Karena itu, kesadaran penganut agama-agama akan pengalaman memaknai ajaran agama, yang lebih manusiawi harus terus dilakukan untuk kehidupan yang lebih beradab. Maka tidak ada jalan yang lebih arif selain membaca ulang kitab suci masing-masing ummat beragama dengan menekankan pada prinsip persamaan ajaran agama.
Moderasi Prinsip Persamaan
Agama dengan kitabnya masing-masing, yang diturunkan oleh Tuhan pada ummatnya yang berbeda-beda, sudah pasti setiap penganut agama akan menafsir secara berbeda pula, karena itu tak jarang kita temukan titik persinggungan yang membahayakan, itu karena penganut agama mencoba mentafsir bahasa Tuhan mereka sesuai dengan kemauannya sendiri dan sangat dipengaruhi situasi dan kondisi yang melingkupinya, bisa jadi karena faktor kedengkian, faktor politik kekuasaan, sosio kultur.
Menafsir pesan agama untuk disampaikan kepada ummatnya masing-masing, pada konteks kekinian dalam upaya membangun kedamaian abadi antar ummat beragama, di tengah-tengah beragamnya kehidupan, ada beberapa hal yang harus dihindari dan terus dilakukan, agar agama menjadi (melting pot) perekat kehidupan damai.

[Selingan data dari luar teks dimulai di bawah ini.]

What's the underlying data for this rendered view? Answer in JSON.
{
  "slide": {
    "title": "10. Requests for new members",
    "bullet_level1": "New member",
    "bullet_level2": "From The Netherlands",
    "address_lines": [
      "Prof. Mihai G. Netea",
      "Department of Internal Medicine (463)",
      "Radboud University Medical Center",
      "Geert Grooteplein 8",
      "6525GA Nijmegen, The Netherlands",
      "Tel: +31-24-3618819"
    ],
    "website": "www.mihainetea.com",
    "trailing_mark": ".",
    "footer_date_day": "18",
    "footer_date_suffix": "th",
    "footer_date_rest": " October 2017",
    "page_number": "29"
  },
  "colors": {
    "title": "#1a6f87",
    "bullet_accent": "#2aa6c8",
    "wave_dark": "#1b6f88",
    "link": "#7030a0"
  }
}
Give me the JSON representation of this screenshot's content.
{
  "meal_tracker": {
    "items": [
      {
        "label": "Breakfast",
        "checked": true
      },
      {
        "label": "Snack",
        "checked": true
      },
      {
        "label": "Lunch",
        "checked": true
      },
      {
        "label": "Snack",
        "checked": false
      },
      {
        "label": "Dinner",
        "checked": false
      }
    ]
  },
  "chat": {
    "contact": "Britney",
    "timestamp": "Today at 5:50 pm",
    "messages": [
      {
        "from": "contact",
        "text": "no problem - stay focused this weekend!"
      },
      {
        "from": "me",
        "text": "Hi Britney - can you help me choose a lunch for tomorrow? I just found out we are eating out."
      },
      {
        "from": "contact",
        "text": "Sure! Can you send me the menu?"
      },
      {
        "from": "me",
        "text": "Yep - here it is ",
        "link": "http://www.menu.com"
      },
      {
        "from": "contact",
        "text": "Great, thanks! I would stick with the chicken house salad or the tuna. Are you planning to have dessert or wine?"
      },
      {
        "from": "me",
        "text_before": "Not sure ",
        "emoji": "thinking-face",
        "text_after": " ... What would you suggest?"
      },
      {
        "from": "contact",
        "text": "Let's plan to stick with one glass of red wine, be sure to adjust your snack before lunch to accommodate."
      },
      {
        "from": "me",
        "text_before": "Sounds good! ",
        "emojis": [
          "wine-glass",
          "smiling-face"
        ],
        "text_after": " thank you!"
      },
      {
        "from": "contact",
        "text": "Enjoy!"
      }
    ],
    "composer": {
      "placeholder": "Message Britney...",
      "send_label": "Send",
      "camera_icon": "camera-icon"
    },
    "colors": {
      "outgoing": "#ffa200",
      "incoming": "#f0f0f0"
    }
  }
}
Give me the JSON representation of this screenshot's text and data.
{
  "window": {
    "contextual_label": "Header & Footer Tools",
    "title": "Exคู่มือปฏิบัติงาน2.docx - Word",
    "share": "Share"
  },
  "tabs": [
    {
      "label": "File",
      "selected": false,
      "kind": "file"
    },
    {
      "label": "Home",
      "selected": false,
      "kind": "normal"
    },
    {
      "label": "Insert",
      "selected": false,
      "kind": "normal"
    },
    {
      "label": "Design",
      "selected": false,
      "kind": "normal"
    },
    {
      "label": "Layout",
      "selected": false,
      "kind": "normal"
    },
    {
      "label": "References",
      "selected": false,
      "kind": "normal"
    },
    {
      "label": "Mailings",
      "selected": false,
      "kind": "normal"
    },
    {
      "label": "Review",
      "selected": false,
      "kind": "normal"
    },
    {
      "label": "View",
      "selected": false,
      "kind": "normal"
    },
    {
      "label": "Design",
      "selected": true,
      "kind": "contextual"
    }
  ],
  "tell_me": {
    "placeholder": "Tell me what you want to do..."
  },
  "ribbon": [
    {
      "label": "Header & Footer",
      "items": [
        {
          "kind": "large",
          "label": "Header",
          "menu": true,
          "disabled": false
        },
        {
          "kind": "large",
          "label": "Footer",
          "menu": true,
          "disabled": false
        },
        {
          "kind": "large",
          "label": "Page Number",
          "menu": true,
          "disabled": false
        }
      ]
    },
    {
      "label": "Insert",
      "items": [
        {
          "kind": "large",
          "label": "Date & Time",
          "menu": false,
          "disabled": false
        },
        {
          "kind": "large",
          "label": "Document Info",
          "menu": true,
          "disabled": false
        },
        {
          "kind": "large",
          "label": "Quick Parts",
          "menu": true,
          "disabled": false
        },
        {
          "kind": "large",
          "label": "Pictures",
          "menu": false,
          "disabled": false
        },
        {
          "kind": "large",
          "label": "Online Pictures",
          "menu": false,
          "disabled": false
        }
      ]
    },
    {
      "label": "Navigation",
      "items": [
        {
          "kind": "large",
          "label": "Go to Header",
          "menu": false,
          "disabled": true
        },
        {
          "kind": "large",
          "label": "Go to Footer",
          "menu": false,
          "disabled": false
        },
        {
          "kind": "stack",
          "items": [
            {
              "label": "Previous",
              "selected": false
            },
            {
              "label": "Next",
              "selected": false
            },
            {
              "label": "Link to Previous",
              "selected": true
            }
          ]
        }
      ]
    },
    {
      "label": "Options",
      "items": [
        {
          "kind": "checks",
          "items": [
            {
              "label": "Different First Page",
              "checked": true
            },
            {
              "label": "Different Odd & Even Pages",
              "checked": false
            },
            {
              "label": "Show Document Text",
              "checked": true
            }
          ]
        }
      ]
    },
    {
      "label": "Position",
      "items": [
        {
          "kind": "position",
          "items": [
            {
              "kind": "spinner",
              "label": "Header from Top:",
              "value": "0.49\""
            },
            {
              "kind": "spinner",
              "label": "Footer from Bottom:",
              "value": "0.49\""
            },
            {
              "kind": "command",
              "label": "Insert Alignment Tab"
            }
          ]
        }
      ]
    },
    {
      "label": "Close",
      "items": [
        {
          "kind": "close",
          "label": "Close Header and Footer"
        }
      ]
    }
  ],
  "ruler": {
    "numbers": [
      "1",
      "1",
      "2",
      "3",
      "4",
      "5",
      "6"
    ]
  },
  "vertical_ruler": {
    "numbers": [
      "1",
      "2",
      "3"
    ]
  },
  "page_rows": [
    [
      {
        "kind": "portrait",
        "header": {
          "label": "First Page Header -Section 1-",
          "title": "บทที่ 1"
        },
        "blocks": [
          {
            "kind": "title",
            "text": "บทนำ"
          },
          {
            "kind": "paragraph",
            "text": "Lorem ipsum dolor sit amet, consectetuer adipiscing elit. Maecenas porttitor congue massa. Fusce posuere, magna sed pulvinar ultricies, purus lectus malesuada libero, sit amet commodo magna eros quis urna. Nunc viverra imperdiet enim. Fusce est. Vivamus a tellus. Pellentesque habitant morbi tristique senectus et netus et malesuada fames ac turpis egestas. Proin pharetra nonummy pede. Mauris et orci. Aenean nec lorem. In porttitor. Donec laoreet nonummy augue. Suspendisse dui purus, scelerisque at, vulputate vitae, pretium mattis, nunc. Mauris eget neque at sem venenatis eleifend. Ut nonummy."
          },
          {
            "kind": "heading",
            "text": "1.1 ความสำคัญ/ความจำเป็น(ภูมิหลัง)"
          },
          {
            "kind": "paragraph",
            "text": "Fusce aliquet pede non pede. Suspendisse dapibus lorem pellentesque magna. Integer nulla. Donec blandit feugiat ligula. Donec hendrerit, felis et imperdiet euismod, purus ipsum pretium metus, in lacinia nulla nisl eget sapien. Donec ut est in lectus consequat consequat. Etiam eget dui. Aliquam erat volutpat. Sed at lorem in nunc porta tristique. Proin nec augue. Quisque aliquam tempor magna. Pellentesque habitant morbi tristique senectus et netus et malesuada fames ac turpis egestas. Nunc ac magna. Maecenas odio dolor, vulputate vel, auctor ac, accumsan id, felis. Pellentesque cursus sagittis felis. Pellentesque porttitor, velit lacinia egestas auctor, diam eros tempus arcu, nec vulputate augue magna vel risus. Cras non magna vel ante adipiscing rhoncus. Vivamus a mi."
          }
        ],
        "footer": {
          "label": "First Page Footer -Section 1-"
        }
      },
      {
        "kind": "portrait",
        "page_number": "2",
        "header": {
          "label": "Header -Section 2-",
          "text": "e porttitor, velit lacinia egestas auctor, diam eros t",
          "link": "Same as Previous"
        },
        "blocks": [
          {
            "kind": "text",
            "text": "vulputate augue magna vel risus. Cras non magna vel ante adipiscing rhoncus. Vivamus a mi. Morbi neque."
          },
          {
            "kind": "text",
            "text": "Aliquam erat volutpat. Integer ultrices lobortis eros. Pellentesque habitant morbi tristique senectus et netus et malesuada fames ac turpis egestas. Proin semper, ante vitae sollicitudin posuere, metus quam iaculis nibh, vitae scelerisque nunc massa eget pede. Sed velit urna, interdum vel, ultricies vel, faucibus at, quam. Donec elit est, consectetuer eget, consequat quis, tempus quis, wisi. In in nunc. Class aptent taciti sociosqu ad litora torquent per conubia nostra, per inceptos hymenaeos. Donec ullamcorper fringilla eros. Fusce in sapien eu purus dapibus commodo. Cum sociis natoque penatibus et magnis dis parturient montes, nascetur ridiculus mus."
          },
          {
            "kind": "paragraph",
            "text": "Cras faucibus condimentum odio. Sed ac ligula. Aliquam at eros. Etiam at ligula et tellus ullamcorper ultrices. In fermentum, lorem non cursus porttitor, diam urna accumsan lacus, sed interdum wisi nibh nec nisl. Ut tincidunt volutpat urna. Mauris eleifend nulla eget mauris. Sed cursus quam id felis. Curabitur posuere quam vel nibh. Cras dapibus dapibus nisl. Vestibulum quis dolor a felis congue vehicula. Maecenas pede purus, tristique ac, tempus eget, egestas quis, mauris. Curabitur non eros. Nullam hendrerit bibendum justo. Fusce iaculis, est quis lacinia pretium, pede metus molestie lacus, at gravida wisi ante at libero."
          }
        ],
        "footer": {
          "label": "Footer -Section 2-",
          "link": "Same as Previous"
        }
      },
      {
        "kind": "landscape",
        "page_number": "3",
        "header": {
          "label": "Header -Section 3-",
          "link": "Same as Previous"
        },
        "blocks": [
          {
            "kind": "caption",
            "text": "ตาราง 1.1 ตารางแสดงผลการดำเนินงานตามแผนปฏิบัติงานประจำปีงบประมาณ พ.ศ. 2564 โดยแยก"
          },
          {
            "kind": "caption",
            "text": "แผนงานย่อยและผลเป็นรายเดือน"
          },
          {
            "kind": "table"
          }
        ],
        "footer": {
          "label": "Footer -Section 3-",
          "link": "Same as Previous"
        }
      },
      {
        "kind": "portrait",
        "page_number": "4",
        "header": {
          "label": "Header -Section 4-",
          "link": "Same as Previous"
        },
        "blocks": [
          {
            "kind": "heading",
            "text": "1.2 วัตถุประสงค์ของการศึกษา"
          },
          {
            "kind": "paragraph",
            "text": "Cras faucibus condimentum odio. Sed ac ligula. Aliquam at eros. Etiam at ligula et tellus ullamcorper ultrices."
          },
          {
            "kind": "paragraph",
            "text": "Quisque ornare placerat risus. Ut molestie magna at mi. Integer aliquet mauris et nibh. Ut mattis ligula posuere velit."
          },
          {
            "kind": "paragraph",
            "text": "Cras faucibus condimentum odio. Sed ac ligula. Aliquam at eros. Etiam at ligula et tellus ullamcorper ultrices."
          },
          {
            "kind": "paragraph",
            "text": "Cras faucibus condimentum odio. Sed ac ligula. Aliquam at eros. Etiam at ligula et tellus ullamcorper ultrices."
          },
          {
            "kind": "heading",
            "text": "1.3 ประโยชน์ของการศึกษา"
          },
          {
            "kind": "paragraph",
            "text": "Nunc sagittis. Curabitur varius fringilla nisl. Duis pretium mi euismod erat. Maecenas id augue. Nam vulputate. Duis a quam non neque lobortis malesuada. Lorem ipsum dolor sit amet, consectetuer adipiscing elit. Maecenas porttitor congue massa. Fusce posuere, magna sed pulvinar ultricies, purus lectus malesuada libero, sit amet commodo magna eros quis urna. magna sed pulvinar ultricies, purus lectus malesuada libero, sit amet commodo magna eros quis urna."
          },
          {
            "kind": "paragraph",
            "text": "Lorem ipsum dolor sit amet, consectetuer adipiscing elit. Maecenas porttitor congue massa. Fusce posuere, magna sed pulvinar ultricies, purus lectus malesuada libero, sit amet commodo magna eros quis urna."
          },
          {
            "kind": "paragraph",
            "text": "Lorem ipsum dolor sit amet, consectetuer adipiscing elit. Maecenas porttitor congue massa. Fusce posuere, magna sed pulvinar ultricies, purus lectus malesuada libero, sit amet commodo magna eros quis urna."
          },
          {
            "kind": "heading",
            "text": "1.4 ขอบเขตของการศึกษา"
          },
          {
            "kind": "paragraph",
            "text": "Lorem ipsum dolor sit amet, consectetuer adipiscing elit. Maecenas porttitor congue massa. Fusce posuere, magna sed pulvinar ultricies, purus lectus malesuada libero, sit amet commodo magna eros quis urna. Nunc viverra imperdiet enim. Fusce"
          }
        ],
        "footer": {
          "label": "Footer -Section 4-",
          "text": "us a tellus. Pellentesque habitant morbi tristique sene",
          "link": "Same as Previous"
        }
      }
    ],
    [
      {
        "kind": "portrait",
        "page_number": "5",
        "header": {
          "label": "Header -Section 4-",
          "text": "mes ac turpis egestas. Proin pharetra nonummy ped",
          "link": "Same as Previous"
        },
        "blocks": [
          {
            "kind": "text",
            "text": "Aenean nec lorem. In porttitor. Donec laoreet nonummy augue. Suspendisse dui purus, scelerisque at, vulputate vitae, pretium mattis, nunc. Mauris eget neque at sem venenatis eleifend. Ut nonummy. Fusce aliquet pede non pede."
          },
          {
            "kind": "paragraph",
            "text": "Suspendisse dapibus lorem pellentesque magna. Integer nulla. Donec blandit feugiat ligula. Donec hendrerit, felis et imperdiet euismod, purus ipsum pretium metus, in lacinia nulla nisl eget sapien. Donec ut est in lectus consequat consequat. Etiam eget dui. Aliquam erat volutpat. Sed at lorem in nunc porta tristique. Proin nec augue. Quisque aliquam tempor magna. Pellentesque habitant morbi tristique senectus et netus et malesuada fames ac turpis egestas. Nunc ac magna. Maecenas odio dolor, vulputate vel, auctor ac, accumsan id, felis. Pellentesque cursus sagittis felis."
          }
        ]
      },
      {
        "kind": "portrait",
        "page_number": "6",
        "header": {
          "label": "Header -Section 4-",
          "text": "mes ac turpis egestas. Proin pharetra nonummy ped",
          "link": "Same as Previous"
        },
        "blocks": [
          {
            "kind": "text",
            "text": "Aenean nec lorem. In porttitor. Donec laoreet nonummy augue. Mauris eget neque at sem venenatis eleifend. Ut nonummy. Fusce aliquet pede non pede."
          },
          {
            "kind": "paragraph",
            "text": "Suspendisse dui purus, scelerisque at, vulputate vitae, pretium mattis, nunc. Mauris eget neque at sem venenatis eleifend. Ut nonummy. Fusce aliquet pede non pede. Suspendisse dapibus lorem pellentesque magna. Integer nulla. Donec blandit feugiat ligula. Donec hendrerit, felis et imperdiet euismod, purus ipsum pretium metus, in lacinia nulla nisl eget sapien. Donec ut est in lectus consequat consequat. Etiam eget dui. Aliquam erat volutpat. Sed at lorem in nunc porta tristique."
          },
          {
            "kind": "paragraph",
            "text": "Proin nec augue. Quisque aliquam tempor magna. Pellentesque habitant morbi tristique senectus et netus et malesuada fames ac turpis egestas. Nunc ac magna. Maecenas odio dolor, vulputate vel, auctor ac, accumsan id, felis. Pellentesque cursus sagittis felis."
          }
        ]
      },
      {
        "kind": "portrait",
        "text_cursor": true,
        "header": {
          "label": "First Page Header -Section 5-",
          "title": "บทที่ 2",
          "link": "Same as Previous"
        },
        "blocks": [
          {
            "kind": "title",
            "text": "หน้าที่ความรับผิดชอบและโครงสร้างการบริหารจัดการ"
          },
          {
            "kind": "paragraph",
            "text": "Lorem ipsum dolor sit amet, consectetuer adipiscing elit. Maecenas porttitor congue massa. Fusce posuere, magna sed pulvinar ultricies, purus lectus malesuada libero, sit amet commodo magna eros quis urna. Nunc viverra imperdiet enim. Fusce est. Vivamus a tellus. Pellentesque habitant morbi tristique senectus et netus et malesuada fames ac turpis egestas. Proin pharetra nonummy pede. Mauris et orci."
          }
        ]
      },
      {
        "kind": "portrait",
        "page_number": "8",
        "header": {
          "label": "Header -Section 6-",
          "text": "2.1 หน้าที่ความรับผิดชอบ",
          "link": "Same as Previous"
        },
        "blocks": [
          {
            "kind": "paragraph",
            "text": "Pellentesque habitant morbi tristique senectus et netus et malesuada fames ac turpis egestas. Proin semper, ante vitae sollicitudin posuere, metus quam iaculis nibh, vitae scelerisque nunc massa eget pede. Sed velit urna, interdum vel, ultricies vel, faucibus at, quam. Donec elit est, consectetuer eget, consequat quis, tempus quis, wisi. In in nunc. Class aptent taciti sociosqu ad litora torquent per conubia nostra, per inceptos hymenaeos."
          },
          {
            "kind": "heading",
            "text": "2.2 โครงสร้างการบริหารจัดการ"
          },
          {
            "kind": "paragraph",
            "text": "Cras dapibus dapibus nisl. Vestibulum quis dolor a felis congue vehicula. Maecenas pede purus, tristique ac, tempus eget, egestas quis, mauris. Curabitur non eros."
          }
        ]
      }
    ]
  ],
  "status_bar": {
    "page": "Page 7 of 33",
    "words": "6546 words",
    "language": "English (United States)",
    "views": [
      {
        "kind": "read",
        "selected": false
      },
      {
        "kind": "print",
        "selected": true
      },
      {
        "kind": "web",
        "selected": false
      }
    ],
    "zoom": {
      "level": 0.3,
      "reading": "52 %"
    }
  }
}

Pertama, mewujudkan inklusivisme beragama. Keterbukaan dalam beragama tidak bisa diartikan hanya sekedar pengakuan kebenaran agama yang kita anut, akan tetapi dengan penuh kearifan mengakui kebenaran agama orang lain, kesadaran inilah oleh para pemimpin Gereja dalam Konsili Vatikan II pada tahun 1960-an menyepakati bahwa saatnya kita meninggalkan prinsip “Extra Eccleciam Nulla Salus” (di luar Gereja tidak ada keselamatan), diganti dengan pandangan yang lebih positif terhadap agama-agama lain dengan mengakui adanya keselamatan di luar Gereja, begitu pula sebaliknya ummat Islam pada saat yang sama harus mengakui di luar masjid ada keselamatan. Klaim kebenaran terhadap ajaran agama yang kita anut adalah sesuatu yang harus kita lakukan, namun pada saat yang sama kita juga harus mengakui kebenaran agama lain.